Su primer acercamiento a las sustancias transformadoras de la conciencia, una de sus credenciales para abordar el universo cannábico, fue en 1965 con la amanita muscaria, en el desierto de Gobi, en Mongolia, experiencia que se relata en el libro El vuelo chamánico. “Me habían puesto como acompañante al vicepresidente de la sociedad de cantores populares. Tuvimos una enorme afinidad; saltó como una chispa entre los dos. Nos metíamos en el desierto a caballo pero además conversábamos casi todo. Con él redescubrí lo que pasaba en la aurora de la humanidad, cuando el ademán y el gesto alcanzan de manera inverosímil a decir cosas que desde el mundo fónico y gramatical no se conciben. La noche que nos íbamos me hizo sentarme a la mesa, empezó a golpetear, me pidió que golpeara con él, sacó una botellita de amanita muscaria disuelta en orín, tomó él, tomé yo, e hicimos el vuelo juntos. Fue una experiencia conmovedora, removedora, me transformó la vida.”
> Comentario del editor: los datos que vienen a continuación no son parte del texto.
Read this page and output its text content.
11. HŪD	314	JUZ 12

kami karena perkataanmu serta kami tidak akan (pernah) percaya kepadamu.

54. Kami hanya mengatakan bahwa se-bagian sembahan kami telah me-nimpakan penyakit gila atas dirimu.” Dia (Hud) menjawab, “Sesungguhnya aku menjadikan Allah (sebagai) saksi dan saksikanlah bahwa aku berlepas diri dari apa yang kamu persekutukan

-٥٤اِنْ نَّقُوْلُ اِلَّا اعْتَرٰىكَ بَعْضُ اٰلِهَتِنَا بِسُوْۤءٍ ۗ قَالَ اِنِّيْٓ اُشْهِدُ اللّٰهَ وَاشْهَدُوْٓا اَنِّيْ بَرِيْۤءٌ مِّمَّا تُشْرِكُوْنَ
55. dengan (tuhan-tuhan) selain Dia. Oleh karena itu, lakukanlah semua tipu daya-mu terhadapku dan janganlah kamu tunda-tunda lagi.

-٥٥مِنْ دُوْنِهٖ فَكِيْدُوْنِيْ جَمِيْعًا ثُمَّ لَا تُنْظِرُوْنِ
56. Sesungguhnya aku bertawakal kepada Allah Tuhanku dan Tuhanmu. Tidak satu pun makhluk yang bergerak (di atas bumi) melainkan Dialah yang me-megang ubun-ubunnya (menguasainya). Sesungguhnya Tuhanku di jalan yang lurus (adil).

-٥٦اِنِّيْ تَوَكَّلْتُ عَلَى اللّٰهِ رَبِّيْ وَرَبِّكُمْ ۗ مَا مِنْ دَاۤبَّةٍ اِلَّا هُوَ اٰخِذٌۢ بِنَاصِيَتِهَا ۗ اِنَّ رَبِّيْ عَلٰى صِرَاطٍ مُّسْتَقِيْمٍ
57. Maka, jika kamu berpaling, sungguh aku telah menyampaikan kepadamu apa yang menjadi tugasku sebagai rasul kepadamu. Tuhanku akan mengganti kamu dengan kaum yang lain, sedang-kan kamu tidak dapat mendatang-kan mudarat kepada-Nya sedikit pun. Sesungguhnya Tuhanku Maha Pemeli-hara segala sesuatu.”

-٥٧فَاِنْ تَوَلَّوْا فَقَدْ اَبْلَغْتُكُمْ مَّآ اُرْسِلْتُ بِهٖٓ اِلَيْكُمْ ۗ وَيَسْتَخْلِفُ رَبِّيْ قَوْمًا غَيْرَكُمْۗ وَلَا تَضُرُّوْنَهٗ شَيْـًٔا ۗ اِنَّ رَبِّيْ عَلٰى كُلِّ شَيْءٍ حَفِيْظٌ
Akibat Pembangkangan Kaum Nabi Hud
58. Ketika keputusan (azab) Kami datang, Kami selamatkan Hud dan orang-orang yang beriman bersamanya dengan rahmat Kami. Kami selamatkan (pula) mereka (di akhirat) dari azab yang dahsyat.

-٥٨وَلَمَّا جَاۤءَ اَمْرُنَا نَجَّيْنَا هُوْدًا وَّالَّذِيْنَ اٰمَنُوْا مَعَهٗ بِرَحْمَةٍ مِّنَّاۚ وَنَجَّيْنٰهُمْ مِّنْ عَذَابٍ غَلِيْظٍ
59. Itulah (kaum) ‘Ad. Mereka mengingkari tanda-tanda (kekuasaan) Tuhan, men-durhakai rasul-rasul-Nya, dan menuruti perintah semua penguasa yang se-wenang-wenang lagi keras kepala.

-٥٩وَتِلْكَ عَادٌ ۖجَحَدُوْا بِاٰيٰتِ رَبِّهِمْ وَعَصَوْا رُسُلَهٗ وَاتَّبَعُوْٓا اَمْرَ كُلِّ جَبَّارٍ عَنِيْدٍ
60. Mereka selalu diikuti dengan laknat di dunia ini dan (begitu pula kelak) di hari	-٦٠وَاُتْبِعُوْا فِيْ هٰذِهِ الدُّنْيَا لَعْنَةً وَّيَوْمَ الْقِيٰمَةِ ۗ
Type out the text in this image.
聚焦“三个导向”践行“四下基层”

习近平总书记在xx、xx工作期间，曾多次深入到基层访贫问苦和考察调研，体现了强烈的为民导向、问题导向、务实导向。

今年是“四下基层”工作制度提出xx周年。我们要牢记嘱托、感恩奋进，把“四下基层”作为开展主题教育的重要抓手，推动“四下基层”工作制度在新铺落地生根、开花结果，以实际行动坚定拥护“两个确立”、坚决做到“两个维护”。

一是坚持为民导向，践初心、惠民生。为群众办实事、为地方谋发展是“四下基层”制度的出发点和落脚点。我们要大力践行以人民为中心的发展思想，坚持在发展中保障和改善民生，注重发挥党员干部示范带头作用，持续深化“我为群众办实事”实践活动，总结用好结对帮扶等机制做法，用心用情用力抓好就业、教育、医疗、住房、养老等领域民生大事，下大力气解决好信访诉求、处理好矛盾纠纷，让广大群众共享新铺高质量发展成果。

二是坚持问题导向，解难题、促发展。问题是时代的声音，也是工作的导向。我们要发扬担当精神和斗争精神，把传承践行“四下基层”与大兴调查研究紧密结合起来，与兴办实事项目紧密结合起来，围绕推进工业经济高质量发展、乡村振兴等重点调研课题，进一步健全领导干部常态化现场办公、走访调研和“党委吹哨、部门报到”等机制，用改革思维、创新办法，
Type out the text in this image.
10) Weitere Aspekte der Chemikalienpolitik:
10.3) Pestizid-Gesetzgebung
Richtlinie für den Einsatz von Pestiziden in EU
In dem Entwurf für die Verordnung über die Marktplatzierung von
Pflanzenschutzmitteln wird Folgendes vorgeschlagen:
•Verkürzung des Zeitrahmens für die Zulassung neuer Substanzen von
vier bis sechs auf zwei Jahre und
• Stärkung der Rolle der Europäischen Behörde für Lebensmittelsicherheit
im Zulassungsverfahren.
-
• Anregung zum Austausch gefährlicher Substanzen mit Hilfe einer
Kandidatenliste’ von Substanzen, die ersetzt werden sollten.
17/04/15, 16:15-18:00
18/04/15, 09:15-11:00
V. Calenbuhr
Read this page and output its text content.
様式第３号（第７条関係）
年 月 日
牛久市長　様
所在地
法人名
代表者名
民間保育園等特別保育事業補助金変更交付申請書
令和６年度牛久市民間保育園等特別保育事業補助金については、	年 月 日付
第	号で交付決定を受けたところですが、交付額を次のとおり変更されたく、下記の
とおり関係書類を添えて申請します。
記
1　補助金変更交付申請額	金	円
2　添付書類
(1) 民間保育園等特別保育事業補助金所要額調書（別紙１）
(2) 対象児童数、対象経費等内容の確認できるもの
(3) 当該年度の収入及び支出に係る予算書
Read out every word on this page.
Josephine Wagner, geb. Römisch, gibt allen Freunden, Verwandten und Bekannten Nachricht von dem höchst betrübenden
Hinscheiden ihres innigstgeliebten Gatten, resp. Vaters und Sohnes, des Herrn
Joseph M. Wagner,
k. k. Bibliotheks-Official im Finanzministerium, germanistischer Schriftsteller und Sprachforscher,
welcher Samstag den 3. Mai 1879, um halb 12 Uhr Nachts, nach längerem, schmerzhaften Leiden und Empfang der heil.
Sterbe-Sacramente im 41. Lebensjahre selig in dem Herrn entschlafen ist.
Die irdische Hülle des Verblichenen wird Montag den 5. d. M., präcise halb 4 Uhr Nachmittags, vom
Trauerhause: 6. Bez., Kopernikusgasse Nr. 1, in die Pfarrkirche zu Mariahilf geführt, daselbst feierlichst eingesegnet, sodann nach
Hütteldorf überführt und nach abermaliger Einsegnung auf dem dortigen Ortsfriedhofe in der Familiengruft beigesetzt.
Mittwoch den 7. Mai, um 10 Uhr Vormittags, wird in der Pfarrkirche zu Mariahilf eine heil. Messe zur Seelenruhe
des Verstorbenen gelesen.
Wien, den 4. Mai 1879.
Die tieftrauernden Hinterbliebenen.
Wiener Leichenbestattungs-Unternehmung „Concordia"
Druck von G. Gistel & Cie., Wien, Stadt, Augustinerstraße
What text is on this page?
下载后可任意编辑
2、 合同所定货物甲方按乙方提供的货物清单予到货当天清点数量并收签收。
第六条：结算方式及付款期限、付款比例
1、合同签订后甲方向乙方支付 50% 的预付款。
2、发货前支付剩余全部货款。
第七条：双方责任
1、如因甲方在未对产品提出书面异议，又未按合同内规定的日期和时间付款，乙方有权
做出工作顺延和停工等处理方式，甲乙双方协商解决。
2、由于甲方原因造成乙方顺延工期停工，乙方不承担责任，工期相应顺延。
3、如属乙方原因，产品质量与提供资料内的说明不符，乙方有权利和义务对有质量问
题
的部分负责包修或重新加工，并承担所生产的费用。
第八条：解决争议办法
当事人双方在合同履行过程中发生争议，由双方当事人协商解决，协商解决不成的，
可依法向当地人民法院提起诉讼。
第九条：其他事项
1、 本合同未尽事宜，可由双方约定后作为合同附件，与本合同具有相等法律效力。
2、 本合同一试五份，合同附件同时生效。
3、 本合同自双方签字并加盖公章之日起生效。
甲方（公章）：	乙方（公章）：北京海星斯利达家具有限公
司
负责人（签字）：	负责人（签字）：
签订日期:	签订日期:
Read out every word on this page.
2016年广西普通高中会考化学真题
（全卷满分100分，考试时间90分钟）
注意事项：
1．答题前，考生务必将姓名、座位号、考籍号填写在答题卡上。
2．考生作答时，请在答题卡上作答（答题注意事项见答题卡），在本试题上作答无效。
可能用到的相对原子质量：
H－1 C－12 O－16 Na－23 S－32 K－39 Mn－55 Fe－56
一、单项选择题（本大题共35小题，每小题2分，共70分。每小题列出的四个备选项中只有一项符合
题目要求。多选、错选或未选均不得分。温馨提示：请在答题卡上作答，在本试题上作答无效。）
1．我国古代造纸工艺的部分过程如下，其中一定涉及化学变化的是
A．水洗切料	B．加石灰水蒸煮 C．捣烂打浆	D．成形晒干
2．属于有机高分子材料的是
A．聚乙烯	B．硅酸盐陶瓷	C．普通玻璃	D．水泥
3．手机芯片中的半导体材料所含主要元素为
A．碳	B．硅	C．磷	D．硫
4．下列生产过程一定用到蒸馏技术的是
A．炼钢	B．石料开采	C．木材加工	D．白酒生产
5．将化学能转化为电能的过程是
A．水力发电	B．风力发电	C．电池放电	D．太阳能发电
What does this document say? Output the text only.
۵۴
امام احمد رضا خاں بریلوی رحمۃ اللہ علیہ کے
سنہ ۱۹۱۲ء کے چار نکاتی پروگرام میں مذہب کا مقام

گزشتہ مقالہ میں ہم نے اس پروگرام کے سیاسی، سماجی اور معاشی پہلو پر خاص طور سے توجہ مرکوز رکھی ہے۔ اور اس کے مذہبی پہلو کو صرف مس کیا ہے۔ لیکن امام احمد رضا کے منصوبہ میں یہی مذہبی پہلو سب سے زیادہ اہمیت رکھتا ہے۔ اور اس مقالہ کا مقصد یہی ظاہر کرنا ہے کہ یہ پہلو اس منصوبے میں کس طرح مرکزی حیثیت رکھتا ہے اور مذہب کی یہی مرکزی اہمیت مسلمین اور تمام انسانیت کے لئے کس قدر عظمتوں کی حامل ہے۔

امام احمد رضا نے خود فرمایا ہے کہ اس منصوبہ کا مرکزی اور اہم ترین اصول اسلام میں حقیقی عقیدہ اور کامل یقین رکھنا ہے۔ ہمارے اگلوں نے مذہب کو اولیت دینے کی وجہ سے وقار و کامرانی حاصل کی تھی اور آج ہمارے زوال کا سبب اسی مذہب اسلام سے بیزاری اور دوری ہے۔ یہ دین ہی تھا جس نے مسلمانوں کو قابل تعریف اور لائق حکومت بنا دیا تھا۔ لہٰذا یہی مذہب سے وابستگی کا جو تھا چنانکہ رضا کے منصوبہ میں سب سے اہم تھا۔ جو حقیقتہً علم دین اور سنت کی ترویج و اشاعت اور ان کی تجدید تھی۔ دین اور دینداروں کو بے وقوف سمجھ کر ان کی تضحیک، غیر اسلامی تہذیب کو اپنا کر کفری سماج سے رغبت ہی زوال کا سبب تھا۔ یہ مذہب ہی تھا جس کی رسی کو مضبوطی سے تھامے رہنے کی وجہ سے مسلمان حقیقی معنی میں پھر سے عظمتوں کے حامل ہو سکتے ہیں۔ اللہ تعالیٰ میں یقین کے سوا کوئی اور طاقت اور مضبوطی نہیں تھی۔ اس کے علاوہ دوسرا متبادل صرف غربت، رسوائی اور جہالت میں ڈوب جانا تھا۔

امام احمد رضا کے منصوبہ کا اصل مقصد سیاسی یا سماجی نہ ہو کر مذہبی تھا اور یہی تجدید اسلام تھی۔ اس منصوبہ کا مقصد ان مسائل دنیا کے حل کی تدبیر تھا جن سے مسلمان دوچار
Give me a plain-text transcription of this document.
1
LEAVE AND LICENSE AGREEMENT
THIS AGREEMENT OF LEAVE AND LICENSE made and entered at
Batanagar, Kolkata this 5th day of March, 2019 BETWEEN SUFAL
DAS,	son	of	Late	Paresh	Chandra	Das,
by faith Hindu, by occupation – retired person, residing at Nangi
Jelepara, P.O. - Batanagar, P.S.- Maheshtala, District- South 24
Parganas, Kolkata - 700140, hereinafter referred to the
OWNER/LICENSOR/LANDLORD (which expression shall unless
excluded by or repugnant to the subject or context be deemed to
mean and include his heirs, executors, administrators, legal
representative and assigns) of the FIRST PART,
El organismo de este antropólogo es resistente a las sustancias extrañas. Incluso ha soportado picaduras que a otros los llevan a la muerte. Si la rueda es chica fumar le produce un leve mareo, si es grande ni lo registra. Pero su mente no necesita nada para emprender el vuelo, y contra estrechas suposiciones, no incorporó el hábito a su vida. Sí se curó, con un preparado hecho de semillas, de una molestia en el esófago producida por una hernia hiatal.
Experimentar no implica la persistencia del experimento, subraya. Tampoco rehúsa. “En absoluto, eso es prejuicio. Al contrario, lo defiendo. Pienso que tienen (los usuarios) la plena libertad de tener una distracción del espíritu, una dimensión distinta de los sentidos, que se aplacan. He observado que la gente se desprejuicia, que ve el mundo de una manera plácida, sin violencia. Conocí gente que fuma desde hace 50 años y están perfectamente bien, claros de juicio, correcta la palabra, hablan con propiedad, fue lo que observé. Quiero agregar que al escribir este estudio he tenido en cuenta la frase de Spinoza ‘no aplaudir ni censurar de antemano, sólo tratar de comprender’. Yo lo he entendido bien, y los apoyo. Soy activista, he advertido que fumar marihuana no produce enfermos ni criminales. Es posible que tenga algunos efectos a la larga, pero no lo han demostrado.”